CR : C’est un film dans lequel je suis tombé dans un cinéma de quartier alors que je devais avoir 12 ans. J’y accompagnais mon frère, plus âgé, et j’avais pu passer discrètement devant l’ouvreuse. Et dès les premières images du film, j’ai été scotché ! A tel point que, vers les trois quarts de la projection, une bagarre a éclaté, pas dans le film mais dans le cinéma, et je ne m’en suis même pas rendu compte. J’étais tétanisé par l’écran ! Et après ça, croyez-le ou pas, j’ai dessiné le personnage de Clint Eastwood tous les jours pendant un an. J’ai revu de nombreuses fois Le bon, la brute et le truand depuis, et c’est devenu une référence graphique qui ressort presque malgré moi. Il y a aussi une symbolique, un côté cirque romain dans ce décor...

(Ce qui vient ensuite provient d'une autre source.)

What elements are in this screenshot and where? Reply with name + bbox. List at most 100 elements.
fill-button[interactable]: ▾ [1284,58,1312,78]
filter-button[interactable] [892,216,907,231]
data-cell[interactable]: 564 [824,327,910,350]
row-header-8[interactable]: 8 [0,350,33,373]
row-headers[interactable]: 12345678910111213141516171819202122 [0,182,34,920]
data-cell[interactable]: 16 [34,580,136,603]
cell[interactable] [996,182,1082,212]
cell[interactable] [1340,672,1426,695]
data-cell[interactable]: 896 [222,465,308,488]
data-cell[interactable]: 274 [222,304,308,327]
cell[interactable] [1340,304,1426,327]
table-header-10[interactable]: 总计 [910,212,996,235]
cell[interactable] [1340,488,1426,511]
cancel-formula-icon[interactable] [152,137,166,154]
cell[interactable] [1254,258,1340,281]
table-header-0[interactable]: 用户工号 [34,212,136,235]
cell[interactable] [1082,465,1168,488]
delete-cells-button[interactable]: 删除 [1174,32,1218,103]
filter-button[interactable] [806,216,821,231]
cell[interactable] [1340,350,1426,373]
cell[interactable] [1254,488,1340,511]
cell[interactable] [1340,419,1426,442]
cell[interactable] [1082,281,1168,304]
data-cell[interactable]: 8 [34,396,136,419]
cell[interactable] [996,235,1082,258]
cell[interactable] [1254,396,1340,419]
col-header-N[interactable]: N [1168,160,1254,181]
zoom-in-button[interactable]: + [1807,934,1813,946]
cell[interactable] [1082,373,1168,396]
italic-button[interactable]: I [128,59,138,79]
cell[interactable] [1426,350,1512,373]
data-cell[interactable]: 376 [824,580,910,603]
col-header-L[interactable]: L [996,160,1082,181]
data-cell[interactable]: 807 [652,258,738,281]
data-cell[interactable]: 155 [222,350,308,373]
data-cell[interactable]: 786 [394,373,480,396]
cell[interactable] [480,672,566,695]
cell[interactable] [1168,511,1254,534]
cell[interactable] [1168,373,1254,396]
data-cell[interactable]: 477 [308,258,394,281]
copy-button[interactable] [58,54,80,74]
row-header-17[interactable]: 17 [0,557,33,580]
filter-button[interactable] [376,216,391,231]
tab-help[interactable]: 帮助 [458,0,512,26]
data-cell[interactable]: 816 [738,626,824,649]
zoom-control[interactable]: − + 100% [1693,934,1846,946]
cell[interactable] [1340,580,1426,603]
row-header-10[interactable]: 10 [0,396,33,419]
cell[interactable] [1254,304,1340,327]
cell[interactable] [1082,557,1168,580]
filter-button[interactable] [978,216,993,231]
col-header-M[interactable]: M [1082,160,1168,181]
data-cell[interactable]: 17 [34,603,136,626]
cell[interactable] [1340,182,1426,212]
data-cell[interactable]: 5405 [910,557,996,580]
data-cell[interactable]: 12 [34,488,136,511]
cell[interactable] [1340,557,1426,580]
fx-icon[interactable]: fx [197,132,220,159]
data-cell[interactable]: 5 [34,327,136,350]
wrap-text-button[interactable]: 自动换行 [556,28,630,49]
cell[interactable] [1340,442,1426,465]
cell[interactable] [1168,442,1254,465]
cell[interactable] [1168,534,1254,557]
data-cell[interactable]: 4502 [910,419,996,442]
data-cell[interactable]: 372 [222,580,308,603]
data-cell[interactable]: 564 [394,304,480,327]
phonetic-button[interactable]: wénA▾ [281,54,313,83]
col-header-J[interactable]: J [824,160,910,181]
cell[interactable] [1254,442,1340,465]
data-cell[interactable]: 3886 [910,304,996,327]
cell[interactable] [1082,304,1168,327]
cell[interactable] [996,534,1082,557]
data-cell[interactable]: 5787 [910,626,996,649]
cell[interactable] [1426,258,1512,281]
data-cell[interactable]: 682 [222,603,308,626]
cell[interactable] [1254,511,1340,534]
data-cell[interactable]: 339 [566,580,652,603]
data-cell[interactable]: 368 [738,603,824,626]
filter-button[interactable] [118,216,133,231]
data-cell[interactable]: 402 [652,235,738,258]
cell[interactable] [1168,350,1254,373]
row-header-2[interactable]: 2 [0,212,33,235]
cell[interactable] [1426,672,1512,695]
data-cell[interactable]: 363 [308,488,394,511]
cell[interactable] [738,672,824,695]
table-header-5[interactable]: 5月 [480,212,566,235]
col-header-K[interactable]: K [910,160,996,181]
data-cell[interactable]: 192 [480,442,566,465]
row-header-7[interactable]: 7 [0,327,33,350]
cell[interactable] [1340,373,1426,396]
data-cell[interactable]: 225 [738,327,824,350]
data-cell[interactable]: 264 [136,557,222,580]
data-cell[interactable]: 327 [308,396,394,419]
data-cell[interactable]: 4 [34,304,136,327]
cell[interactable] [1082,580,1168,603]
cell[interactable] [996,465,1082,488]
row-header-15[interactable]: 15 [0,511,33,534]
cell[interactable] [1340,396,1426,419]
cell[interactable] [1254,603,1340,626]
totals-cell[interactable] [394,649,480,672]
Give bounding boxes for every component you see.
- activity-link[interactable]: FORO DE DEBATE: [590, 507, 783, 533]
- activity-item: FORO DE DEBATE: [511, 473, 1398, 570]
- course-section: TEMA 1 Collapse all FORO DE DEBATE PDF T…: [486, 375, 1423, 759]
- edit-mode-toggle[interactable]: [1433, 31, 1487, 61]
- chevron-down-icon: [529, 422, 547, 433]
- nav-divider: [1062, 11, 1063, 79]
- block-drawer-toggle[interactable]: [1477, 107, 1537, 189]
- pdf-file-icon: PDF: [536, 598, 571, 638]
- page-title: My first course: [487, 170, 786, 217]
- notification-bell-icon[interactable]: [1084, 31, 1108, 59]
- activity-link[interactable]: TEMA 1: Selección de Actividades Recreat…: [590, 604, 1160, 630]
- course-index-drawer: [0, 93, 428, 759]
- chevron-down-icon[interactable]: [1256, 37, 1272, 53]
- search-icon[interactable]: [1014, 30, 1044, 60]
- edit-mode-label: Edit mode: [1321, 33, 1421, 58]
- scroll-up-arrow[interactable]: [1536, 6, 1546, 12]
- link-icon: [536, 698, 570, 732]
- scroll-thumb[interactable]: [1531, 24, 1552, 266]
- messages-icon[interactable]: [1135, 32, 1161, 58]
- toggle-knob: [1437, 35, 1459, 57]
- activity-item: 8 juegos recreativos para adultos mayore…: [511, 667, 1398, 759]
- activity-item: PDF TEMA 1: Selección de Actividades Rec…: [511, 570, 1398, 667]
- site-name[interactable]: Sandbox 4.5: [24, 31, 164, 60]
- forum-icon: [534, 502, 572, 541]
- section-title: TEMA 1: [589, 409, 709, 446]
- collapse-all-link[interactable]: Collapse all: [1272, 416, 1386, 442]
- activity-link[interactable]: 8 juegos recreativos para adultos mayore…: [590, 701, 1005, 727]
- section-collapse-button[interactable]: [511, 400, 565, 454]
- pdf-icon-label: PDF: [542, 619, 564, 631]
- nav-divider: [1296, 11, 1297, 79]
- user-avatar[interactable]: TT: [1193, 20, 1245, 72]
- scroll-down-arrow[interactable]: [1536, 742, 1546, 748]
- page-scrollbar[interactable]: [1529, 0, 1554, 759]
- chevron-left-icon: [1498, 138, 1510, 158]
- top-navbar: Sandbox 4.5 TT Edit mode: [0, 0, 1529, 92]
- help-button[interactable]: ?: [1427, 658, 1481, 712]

Cédric, on compare souvent la BD et le cinéma. Certains évoquent les points communs, d’autres les différences entre les deux médias...
CA : Au niveau du scénario, je pencherais plutôt vers les points communs, le même lexique, le même vocabulaire. Mais il est évident que du côté de l’image, la BD doit suggérer le mouvement alors qu’on en dispose au cinéma. On doit forcément en tenir compte dans le scénario, et pour le reste vient le talent du dessinateur...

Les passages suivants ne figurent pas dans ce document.